On the Coulomb and higher-order sum rules in the relativistic Fermi gas

Abstract

Two different methods for establishing a space-like Coulomb sum rule for the relativistic Fermi gas are compared. Both of them divide the charge response by a normalizing factor such that the reduced response thus obtained fulfills the sum rule at large momentum transfer. To determine the factor, in the first approach one exploits the scaling property of the longitudinal response function, while in the second one enforces the completeness of the states in the space-like domain via the Foldy-Wouthuysen transformation. The energy-weighted and the squared-energy-weighted sum rules for the reduced responses are explored as well and the extension to momentum distributions that are more general than a step-function is also considered. The two methods yield reduced responses and Coulomb sum rules that saturate in the non-Pauli-blocked region, which can hardly be distinguished for Fermi momenta appropriate to atomic nuclei.
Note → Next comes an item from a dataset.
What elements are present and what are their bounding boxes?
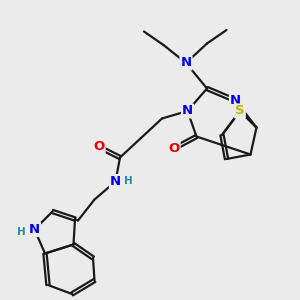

Notably the sum rule obtained in the Foldy-Wouthuysen approach coincides with the well-known non-relativistic one. Only at quite large momentum transfers (say 1 GeV/ c) does a modest softening of the Foldy-Wouthuysen reduced response with respect to that obtained in the scaling framework show up. The two responses have the same half-width to second order in the Fermi momentum expansion. However, when distributions extending to momenta larger than that at the Fermi surface are employed, then in both methods the Coulomb sum rule saturates only if the normalizing factors are appropriately modified to account for the high momentum components of the nucleons.